Il presente oggi dice che la Spagna è favorita, non fosse altro perché è detentrice del trofeo e due anni dopo il trionfo del Prater si prese anche il Mondiale africano. Tuttavia mai come questa volta l'Italia è totalmente imprevedibile e pur partendo in seconda fila potrà regalare ben più di una soddisfazione ai suoi tifosi. D'altra parte Cesare Prandelli è ottimista:

"Ho buone sensazioni, ci siamo allenati bene e abbiamo preparato la gara nel migliore dei modi. Non ci infastidisce il pessimismo che ci accompagna, anzi è uno stimolo in più per far bene. Dobbiamo continuare a giocare come abbiamo fatto nelle ultime gare, anche se non sono andate bene, portando diversi giocatori in area di rigore per concludere l'azione. Vedo i ragazzi motivati e pronti e mi piace. La Spagna? La squadra da battere, per il rendimento che hanno avuto e il loro modo di giocare. Nessuno in questi anni ha saputo contrastare il loro modo di giocare, ma noi pensiamo di avere le caratteristiche per farlo e per avere in mano il pallino del gioco. De Rossi? È molto convinto, ma bisogna aspettare la partita per dare giudizi sul nuovo ruolo. Lo ha fatto anche nella Roma con ottimi risultati comunque.

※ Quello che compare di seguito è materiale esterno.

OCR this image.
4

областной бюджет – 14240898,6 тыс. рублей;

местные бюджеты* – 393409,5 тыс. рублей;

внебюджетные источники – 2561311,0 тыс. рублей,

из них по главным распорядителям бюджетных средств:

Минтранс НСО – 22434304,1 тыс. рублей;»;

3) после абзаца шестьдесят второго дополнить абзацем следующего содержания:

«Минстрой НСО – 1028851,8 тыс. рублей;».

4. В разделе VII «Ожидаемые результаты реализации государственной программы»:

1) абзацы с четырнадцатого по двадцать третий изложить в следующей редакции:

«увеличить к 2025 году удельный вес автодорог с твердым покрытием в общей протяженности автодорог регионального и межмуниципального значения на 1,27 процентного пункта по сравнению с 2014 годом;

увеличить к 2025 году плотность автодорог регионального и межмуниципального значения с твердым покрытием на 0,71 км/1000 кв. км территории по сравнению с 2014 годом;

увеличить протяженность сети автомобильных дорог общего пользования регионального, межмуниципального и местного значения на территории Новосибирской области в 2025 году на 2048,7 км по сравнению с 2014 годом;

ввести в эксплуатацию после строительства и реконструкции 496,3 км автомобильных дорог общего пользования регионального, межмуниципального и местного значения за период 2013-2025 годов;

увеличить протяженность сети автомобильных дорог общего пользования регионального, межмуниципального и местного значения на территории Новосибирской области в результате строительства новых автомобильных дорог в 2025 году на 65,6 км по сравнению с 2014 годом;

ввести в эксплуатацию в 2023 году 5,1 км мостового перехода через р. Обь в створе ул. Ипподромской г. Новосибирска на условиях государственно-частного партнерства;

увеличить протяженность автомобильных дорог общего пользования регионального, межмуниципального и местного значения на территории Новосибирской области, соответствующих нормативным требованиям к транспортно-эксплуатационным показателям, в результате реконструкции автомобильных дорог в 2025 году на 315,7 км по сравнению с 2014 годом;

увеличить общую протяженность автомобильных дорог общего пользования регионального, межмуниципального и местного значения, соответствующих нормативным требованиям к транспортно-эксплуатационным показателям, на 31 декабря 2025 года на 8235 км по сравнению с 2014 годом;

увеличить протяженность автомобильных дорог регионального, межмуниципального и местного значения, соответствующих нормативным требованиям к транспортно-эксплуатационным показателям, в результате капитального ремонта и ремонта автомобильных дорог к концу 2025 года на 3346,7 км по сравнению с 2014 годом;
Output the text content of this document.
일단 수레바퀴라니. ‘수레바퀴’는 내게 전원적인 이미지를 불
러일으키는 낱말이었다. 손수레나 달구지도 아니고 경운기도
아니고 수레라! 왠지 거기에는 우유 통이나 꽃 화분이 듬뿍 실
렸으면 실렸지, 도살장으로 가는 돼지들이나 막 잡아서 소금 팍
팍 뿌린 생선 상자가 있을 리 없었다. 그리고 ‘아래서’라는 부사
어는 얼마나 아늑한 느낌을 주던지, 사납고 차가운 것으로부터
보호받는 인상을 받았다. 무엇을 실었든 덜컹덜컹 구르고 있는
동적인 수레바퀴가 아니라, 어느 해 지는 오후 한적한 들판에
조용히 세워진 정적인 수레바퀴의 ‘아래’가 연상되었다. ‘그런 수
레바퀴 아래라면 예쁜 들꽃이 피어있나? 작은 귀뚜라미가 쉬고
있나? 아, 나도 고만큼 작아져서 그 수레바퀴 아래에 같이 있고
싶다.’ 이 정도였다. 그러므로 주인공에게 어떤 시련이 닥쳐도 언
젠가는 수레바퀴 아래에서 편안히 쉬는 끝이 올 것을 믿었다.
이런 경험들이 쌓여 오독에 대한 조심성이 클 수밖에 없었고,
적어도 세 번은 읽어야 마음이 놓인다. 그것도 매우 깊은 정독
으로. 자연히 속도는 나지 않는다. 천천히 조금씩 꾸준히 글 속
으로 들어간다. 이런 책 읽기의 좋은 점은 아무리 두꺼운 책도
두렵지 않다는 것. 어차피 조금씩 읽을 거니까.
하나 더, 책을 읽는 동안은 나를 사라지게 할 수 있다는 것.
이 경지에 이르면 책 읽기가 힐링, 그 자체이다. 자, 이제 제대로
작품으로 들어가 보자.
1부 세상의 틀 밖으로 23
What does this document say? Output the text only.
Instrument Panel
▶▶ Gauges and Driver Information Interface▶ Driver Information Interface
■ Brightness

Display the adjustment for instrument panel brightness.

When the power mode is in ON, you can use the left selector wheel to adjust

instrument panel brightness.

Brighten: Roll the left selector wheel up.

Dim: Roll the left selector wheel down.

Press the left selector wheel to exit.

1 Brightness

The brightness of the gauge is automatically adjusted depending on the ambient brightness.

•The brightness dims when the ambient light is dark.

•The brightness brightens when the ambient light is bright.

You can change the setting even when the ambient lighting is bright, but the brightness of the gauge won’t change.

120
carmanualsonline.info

Abbiamo la convinzione che durante la partita possiamo cambiare l'assetto tattico e De Rossi può essere utile nelle differenti fasi".

Vicente Del Bosque, rubicondo e preparato ct degli iberici, tiene in guardia i suoi:

"Ho già vissuto l'esperienza di cominciare una grande competizione con una sconfitta, due anni fa al Mondiale contro la Svizzera e non vorrei ripeterla. Mi piacerebbe che questo nostro Europeo iniziasse diversamente, perché in un torneo come questo vincere la prima partita è fondamentale. Il problema Barcellona-Real Madrid? Fortunatamente è superato. È qualcosa non più attuale, ed il nostro ambiente è buono: li vedo tutti pronti a fare bene".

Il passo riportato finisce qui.